The Nifty 50 nosedived sharply and wiped out all its Friday’s gains in the following two sessions, closing more than 300 points lower on December 17. Market participants may be adopting a cautious stance ahead of the FOMC meeting scheduled for December 17-18. The index dropped below all short- and medium-term moving averages in a single session. Now, the levels of 24,200 (the low of last Friday) and 24,000 (the low of December) are expected to act as support zones. According to experts, the crucial hurdle on the higher side remains the 24,700-24,800 range.
The Nifty 50 opened below 24,600 and remained under pressure throughout the session, closing 332 points (1.35 percent) lower at 24,336. The index formed a long bearish candlestick pattern on the daily charts, indicating a lack of strength to sustain the upside bounce.
According to Nagaraj Shetti, Senior Technical Research Analyst at HDFC Securities, the positive chart pattern, such as higher tops and bottoms, is still intact on the daily chart. The lower support levels of 24,200-24,000 are expected to be crucial.

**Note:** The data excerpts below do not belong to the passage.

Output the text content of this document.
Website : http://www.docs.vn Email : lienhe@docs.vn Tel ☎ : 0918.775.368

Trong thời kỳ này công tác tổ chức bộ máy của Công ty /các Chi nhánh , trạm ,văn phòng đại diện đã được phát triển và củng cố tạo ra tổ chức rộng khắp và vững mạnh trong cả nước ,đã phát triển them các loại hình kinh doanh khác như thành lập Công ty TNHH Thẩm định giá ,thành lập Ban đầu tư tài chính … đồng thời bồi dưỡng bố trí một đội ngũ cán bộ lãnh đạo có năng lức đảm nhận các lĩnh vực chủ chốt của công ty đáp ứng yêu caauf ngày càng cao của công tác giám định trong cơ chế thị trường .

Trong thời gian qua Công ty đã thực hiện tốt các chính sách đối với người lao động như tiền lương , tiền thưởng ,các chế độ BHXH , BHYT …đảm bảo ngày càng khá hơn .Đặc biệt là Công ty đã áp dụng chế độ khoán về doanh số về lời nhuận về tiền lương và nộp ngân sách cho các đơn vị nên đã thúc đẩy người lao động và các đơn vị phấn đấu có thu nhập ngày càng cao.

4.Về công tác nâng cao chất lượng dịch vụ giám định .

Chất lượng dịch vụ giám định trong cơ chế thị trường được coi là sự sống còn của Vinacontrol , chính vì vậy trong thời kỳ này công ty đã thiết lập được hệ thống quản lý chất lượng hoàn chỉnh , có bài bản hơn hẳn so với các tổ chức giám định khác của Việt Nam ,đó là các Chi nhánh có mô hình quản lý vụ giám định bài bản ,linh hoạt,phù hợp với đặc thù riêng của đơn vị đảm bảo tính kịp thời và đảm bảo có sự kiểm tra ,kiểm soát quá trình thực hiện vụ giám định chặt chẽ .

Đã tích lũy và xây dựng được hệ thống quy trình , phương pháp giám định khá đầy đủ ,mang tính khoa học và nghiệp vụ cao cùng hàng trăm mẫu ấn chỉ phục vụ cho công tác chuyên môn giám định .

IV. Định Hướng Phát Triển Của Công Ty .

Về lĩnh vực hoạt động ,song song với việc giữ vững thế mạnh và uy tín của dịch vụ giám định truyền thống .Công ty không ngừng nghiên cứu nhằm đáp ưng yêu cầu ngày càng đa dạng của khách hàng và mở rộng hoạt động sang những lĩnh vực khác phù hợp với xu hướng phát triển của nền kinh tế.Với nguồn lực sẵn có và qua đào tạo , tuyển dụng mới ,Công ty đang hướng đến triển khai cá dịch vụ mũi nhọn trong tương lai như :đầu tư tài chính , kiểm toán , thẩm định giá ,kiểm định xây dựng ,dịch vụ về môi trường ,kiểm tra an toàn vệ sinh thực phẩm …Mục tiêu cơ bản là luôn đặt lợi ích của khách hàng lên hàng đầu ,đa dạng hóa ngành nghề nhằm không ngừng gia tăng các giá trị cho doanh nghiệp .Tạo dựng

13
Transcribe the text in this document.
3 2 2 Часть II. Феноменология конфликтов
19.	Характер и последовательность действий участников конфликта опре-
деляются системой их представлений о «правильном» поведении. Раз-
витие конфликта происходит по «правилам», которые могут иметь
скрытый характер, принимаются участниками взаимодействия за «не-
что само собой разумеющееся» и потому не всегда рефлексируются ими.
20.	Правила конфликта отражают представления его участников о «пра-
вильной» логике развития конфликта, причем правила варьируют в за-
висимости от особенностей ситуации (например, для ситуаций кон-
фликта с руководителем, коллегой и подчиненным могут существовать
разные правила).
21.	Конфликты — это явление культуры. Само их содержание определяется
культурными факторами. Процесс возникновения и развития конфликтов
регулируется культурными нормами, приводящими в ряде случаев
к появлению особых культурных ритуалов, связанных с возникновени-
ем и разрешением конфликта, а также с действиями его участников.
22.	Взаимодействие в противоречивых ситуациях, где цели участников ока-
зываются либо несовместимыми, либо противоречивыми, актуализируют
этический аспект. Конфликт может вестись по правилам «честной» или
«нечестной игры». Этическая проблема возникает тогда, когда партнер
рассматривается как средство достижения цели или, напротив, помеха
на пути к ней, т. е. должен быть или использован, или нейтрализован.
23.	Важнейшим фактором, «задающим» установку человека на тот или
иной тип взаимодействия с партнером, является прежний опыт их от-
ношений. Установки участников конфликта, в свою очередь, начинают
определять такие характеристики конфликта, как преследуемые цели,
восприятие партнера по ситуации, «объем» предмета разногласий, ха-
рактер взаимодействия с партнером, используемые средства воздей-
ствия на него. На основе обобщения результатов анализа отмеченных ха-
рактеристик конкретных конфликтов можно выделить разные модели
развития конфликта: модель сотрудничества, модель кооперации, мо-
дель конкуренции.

If the Nifty manages to hold above the 24,200-24,000 levels in the next few sessions, there is a possibility of a sizable upside bounce in the market. Any failure to hold at these support levels could trigger intense selling pressure. The immediate resistance is at the 24,500 level, he added.
According to the derivative data, the 25,000 strike holds the maximum Call open interest, followed by the 25,500 and 24,700 strikes, with maximum Call writing at the 24,500 strike, followed by the 24,400 and 24,600 strikes. On the Put side, the maximum open interest was seen at the 23,900 strike, followed by the 24,000 and 23,500 strikes, with maximum writing at the 23,900 strike, followed by the 24,350 and 23,700 strikes.
The weekly options data suggests that the 24,000 level is expected to act as support for the Nifty 50, while the resistance is placed at the 24,700 level.
Bank Nifty
The Bank Nifty was also under pressure, falling 747 points (1.39 percent) to close at 52,835, forming a long red candle on the daily charts with selling across banking heavyweights. The index fell below the 10-day EMA (53,149) but defended the 20-day EMA (52,757) on a closing basis, which is a positive sign.
The index has again become stuck in a wider range of 52,500 to 53,750, with volatile swings within this range. Now, as long as it holds below the 53,000 zone, some weakness could be seen towards 52,500, followed by the 52,250 levels. On the upside, the hurdle is seen at 53,000, followed by the 53,250 zones, said Chandan Taparia, Senior Vice President | Head of Technical Research and Derivatives at Motilal Oswal Financial Services.
Volatility spiked further as the market approached the Federal Reserve's meeting (the last event of the year), adding discomfort for the bulls. The India VIX rose by 3.32 percent to 14.49, following a 7.41 percent uptrend seen in the previous session.